Actually, Bebe and Louis Barron’s electronic tonalities are saluted in “Bubble Tea” too, before the number settles into a blocky beat with interpolated yelps, whelps, and shivering wails. It’s a bit Skrillex 2010 with a Dez Dickerson-style guitar that fits effortlessly into Dru’s high-minded expressionism.
The title number “Flame of Love” is a fleeting clip, arriving with the summery breeze of Bowie-esque guitars, though it turns into a rubaboo of wrinkles and frizz, then introduces the cartilaginous bounce of “Intergalactic Enquiries”. This track has a set of owl voices supported by gelatinous accompaniments.
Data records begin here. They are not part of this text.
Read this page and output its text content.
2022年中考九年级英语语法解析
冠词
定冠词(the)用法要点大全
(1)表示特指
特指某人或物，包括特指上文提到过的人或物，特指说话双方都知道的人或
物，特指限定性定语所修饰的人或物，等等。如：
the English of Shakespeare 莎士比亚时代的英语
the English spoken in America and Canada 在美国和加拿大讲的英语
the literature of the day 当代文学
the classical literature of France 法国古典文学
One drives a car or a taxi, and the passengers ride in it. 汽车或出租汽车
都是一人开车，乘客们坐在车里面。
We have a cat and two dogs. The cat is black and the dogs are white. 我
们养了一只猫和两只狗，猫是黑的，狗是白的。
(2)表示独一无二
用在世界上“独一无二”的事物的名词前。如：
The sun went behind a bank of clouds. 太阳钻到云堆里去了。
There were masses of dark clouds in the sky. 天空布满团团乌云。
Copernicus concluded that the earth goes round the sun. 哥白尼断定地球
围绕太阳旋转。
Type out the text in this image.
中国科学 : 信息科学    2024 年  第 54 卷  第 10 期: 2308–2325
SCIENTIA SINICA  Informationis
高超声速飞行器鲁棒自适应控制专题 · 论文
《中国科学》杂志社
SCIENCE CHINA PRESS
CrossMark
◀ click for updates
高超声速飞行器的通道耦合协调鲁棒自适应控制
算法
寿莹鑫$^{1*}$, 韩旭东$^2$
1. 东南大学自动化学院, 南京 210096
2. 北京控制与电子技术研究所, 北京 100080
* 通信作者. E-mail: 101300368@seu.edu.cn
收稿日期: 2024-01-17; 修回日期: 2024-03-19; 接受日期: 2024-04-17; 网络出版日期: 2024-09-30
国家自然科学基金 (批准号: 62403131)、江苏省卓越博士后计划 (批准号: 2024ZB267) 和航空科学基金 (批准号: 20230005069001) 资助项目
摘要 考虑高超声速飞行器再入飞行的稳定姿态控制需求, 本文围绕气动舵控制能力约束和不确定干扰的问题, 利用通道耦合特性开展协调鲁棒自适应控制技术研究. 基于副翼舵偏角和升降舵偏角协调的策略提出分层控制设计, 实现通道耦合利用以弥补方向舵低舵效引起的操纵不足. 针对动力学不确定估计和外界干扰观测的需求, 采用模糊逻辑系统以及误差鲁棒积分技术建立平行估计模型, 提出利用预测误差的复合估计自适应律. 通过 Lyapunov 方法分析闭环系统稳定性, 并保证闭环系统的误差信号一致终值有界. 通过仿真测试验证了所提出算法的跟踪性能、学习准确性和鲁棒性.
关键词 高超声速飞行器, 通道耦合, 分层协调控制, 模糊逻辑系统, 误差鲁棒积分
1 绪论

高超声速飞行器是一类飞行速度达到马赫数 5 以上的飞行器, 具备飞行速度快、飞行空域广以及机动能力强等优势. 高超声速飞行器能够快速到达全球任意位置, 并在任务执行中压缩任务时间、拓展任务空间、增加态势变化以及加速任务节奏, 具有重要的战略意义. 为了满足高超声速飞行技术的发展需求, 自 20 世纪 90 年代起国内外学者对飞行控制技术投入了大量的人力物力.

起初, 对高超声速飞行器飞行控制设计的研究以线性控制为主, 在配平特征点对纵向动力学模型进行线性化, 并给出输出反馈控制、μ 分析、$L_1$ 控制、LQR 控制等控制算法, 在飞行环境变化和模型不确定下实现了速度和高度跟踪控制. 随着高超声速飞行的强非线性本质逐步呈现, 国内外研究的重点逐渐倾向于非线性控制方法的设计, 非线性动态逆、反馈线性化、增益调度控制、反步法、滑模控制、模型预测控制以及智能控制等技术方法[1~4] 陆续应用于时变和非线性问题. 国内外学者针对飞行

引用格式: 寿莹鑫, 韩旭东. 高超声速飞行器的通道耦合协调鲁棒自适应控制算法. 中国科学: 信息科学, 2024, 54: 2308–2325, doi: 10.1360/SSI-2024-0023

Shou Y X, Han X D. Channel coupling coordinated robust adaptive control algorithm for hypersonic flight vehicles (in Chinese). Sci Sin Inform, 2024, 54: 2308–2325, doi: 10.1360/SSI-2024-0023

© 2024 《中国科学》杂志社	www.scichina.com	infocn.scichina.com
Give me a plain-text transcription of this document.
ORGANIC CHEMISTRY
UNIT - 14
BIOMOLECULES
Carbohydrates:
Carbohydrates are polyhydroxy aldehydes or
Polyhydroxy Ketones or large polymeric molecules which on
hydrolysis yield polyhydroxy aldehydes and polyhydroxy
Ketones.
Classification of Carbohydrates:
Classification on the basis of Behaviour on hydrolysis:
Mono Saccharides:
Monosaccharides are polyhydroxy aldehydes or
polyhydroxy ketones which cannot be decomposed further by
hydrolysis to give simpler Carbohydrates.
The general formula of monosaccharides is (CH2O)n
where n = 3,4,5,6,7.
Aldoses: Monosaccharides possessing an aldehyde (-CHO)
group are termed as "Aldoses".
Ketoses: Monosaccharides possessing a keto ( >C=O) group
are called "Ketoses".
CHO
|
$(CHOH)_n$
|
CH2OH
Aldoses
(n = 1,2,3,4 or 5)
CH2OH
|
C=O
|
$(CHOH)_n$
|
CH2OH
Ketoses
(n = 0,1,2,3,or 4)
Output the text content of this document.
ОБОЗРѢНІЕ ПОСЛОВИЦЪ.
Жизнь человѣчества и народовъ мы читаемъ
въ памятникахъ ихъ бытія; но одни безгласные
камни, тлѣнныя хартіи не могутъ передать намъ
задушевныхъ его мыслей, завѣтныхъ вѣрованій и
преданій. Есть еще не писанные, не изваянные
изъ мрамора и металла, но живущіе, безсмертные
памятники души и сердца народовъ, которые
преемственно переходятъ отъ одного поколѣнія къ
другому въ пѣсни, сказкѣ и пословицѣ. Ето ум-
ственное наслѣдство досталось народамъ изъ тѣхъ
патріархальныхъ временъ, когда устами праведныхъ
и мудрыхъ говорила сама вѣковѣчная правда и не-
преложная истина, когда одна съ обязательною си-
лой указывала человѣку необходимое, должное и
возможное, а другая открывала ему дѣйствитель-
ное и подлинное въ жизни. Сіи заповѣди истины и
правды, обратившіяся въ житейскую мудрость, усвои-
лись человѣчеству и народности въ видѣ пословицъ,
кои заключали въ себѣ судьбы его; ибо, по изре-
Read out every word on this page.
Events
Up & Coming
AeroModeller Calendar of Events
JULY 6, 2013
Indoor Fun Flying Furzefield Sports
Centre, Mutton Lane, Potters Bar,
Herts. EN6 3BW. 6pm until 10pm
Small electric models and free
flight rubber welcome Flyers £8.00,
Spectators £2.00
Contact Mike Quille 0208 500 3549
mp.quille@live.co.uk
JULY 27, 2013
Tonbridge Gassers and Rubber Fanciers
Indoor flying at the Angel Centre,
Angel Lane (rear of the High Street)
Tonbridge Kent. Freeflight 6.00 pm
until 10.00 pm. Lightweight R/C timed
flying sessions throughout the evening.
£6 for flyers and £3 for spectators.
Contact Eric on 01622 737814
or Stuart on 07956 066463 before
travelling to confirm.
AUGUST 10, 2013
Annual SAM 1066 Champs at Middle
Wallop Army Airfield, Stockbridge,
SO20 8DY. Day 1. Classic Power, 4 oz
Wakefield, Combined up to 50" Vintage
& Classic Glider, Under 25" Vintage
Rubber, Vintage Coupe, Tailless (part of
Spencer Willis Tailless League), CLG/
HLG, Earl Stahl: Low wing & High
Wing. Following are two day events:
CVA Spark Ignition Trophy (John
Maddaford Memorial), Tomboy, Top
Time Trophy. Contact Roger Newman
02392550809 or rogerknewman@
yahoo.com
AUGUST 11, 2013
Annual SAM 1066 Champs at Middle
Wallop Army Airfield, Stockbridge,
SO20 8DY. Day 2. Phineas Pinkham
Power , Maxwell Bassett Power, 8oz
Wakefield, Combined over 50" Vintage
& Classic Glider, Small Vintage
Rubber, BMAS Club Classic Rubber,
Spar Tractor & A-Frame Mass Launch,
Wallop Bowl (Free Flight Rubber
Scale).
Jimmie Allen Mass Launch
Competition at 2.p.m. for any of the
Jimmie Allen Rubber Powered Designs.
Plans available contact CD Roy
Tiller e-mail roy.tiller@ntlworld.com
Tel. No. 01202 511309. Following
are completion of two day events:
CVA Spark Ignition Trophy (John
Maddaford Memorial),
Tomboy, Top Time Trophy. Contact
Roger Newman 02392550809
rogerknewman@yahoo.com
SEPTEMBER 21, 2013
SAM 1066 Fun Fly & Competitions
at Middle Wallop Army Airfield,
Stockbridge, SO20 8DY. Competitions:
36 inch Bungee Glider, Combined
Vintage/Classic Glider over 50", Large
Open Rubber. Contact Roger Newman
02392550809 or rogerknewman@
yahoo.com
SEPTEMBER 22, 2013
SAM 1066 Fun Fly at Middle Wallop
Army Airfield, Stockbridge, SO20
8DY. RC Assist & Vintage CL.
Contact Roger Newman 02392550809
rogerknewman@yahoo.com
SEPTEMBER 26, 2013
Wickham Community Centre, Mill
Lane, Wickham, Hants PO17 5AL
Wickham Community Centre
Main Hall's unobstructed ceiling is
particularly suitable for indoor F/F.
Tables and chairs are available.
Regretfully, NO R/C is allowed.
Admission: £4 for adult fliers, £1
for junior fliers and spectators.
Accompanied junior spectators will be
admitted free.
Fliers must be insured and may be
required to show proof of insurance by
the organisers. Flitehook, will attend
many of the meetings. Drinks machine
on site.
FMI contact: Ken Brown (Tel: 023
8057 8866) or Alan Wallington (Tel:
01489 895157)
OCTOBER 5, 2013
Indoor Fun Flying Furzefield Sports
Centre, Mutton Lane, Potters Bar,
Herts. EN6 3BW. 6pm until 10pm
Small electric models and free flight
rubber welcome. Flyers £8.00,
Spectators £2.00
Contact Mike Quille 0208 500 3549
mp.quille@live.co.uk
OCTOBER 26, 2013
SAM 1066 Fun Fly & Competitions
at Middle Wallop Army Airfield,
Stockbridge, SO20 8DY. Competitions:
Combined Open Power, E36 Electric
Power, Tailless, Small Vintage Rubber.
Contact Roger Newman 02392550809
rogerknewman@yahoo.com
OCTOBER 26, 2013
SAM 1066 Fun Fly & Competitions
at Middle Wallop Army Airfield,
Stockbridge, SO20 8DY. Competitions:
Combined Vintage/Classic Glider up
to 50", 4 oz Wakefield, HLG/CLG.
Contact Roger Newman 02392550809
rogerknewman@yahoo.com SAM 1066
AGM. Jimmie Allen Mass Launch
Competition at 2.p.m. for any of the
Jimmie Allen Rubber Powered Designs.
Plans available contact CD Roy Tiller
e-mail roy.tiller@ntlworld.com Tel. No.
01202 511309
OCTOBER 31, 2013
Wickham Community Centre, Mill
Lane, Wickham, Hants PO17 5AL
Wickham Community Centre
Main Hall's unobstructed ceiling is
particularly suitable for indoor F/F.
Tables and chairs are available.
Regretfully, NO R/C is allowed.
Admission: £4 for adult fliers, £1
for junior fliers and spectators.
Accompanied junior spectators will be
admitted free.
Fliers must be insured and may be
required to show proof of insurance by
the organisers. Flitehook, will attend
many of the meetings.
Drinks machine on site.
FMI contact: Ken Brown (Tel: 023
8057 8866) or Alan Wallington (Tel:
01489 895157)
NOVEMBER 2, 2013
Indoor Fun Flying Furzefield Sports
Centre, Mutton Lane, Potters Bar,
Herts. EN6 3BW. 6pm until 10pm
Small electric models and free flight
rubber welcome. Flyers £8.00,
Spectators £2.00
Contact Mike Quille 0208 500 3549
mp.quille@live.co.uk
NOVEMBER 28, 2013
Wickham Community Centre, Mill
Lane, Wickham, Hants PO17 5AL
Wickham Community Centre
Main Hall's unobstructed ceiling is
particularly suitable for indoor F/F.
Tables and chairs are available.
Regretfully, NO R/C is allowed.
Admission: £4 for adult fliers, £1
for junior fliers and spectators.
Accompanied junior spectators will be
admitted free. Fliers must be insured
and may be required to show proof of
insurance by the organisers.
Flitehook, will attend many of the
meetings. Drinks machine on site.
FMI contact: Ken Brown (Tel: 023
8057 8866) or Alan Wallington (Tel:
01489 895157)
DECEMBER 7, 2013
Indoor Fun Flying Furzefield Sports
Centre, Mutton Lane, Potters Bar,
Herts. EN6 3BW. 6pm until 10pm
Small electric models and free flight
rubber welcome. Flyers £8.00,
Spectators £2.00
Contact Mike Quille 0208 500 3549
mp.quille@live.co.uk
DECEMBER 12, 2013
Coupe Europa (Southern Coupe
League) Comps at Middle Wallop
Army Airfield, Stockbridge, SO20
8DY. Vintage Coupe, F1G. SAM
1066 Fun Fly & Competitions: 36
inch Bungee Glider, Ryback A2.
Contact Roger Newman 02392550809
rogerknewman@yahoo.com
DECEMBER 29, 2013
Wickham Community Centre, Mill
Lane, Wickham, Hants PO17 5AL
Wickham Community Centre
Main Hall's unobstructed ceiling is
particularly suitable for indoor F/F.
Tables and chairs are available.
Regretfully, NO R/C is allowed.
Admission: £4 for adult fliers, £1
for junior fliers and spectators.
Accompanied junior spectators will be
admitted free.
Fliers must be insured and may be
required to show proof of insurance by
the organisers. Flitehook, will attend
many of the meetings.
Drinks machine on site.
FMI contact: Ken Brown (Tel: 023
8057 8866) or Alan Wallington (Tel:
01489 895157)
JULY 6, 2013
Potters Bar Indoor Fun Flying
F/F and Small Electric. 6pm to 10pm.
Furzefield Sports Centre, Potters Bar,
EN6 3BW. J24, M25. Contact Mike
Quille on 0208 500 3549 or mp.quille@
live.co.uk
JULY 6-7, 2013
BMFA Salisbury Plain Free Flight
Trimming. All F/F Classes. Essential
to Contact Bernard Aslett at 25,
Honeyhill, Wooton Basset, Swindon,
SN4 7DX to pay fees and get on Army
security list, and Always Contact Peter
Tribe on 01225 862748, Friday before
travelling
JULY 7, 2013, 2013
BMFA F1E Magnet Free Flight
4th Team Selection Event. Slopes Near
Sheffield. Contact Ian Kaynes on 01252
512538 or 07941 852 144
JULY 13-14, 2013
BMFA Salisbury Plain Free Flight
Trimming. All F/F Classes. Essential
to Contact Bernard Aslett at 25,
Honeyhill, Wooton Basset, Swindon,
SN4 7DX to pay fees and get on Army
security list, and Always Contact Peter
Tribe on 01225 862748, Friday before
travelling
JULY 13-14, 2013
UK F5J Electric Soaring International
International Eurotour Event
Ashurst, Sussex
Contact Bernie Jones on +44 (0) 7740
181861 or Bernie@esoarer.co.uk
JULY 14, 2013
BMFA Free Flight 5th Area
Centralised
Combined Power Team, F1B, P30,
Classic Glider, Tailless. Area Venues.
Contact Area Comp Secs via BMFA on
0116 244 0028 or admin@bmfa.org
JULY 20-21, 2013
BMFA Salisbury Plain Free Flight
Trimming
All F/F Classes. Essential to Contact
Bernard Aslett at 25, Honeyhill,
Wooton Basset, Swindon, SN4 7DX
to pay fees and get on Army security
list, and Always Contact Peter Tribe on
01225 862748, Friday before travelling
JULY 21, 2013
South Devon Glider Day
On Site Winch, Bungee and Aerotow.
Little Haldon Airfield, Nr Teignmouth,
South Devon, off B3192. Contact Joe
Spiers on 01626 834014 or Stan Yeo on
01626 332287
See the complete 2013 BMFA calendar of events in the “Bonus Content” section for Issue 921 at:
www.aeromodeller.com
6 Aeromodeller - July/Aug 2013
The song is approximately a duet, even though the to-and-fro of voices is barely recognizable under sail-planing textures, ballooning ideas and the fluctuating expectations of any careful listener. If you had to compare this to something (and that’s no straightforward task), we could take pleasure in comparing it to the funky conceptual confusion and sheer experimentalism of OutKast in their Speakerboxxx days.
“The Man With Laser Hands” is a favorite track and, in all likelihood, the blockbuster on the album and will be especially rewarding for anyone in search of nostalgic gemstone rock with flowery and quirky guitar touches (for example, retired Prince fans, in all probability, will go for this!) The number sprouts rhythms like shots of jelly-fungus on a decaying limb, and it produces the darkest, lowest, and most oily baritones since Kevin Ayers accidentally ingested a jerrycan of axle-grease before climbing onto stage (he never did, but it’s the general idea that counts!) And, yes, the number has Steve Hillage style guitars too, so it wouldn’t seem out of place on Bananamour.
“Rhapsody Of A Second Life” (live video shared below) channels Mendelssohn, Orff, and a sense of futuristic nostalgia. It’s Aerial level Kate Bush meets John, I’m Only Dancing Bowie in a shoebox filled with rickracks, sequins, and embroidered honeysuckles. And “Electric Tiger” features ghostless overtones and vibrant rhythms to bridge, magnificently, the gap between progressive rock, arty jazz, and glitchy, retroactive glam.
Together, Dru & Kay have invented a new genre: artsyche musiclecticism! In other words, this is surreal, interdimensional, and mellifluent. Flame of Love is an album that uses earth instruments, analog gear, moldboard beats, fuzzy solos, greasy vocals, and rag aesthetics to deliver futurism & nostalgia in equal measure.